Avast have just shit themselves in the foot in a very public way.
Yep the poo they were slinging at Cisco landed squarely at their own feet.
-
And since when CCleaner is a security app? Original name was crap cleaner if I remember correctly, and that's what it does, cleans crap. How does that relate to security?
-
@marcinozga said in Hackers Hid Backdoor In CCleaner Security App:
And since when CCleaner is a security app? Original name was crap cleaner if I remember correctly, and that's what it does, cleans crap. How does that relate to security?
Most of the things it was removing are security issues, viruses, malware, keylogger etc. It's always been a security appliance. Just because it performed janitorial duties as well (like removing temp files) doesn't mean it's not a security appliance.
-
@marcinozga said in Hackers Hid Backdoor In CCleaner Security App:
And since when CCleaner is a security app? Original name was crap cleaner if I remember correctly, and that's what it does, cleans crap. How does that relate to security?
It's owned by Avast, a security company. Since when does a security company provide malicious software? Then when they are found out try and cover up the tool and the extent of the infection?
-
@coliver said in Hackers Hid Backdoor In CCleaner Security App:
@marcinozga said in Hackers Hid Backdoor In CCleaner Security App:
And since when CCleaner is a security app? Original name was crap cleaner if I remember correctly, and that's what it does, cleans crap. How does that relate to security?
It's owned by Avast, a security company. Since when does a security company provide malicious software? Then when they are found out try and cover up the tool and the extent of the infection?
Avast recently purchases Piriform (the original developers of CCleaner).
-
@dustinb3403 said in Hackers Hid Backdoor In CCleaner Security App:
@coliver said in Hackers Hid Backdoor In CCleaner Security App:
@marcinozga said in Hackers Hid Backdoor In CCleaner Security App:
And since when CCleaner is a security app?
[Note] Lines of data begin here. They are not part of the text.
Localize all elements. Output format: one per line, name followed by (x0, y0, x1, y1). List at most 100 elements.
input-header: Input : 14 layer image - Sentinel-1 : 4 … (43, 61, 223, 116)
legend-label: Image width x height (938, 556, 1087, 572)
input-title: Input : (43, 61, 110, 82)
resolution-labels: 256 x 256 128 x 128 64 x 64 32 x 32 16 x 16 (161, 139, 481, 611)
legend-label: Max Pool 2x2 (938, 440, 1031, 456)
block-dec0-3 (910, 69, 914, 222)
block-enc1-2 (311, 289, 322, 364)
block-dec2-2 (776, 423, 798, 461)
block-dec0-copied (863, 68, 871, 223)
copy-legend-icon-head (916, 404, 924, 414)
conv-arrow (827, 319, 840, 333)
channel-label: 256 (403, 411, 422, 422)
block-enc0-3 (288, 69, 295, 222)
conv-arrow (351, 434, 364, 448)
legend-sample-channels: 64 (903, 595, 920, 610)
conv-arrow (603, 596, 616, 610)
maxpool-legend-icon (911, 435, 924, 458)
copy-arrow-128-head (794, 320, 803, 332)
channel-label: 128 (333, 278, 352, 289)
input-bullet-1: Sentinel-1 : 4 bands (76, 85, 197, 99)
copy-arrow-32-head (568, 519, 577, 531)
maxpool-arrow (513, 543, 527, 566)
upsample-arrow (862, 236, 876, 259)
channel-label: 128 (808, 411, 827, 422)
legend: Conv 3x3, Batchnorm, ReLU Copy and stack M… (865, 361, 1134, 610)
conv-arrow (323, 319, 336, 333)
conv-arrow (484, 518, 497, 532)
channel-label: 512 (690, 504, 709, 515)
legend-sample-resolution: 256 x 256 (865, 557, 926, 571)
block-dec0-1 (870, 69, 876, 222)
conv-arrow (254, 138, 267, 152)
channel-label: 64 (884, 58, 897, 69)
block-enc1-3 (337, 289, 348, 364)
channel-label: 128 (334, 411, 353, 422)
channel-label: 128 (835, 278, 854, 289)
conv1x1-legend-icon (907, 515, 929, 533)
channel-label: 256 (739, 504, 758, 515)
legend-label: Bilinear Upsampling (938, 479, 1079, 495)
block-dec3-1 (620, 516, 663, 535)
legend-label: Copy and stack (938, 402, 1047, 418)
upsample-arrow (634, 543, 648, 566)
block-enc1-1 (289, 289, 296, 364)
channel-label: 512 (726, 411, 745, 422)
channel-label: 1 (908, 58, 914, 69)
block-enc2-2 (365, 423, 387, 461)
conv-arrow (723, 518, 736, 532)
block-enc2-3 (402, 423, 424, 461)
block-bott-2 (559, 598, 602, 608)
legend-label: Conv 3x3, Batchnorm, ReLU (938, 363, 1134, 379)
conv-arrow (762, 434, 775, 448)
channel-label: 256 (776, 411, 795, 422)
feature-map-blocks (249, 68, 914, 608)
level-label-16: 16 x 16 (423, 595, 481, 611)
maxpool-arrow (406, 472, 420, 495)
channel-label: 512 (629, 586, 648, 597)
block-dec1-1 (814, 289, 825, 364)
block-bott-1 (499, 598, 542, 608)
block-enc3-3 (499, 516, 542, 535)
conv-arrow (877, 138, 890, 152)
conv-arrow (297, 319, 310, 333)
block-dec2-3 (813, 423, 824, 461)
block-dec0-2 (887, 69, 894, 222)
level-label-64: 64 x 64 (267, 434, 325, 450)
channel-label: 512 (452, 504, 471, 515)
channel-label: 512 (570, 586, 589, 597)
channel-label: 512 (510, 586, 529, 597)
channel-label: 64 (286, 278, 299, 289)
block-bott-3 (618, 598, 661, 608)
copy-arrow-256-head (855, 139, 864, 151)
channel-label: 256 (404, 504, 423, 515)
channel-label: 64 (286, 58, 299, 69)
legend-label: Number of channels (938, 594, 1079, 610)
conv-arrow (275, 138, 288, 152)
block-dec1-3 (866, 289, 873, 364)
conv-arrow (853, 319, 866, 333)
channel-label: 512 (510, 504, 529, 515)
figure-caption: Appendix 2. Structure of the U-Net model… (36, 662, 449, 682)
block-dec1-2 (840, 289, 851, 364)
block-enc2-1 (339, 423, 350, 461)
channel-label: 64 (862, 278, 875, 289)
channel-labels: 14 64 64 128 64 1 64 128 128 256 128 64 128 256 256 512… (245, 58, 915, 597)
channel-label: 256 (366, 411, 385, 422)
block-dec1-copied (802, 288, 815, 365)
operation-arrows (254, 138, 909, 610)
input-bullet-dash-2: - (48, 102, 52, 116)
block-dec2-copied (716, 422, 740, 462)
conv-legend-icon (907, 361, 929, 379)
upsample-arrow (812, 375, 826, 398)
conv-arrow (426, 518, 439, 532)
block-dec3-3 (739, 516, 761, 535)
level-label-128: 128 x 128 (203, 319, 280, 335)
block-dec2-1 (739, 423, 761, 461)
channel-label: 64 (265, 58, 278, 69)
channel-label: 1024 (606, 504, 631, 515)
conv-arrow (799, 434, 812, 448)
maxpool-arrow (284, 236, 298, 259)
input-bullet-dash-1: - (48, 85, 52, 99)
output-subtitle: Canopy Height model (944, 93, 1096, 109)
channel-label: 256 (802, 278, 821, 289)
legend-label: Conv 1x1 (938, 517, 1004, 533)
Original name was crap cleaner if I remember correctly, and that's what it does, cleans crap. How does that relate to security?
It's owned by Avast, a security company. Since when does a security company provide malicious software? Then when they are found out try and cover up the tool and the extent of the infection?
Avast recently purchases Piriform (the original developers of CCleaner).
Correct. So Avast transversely owns CCleaner.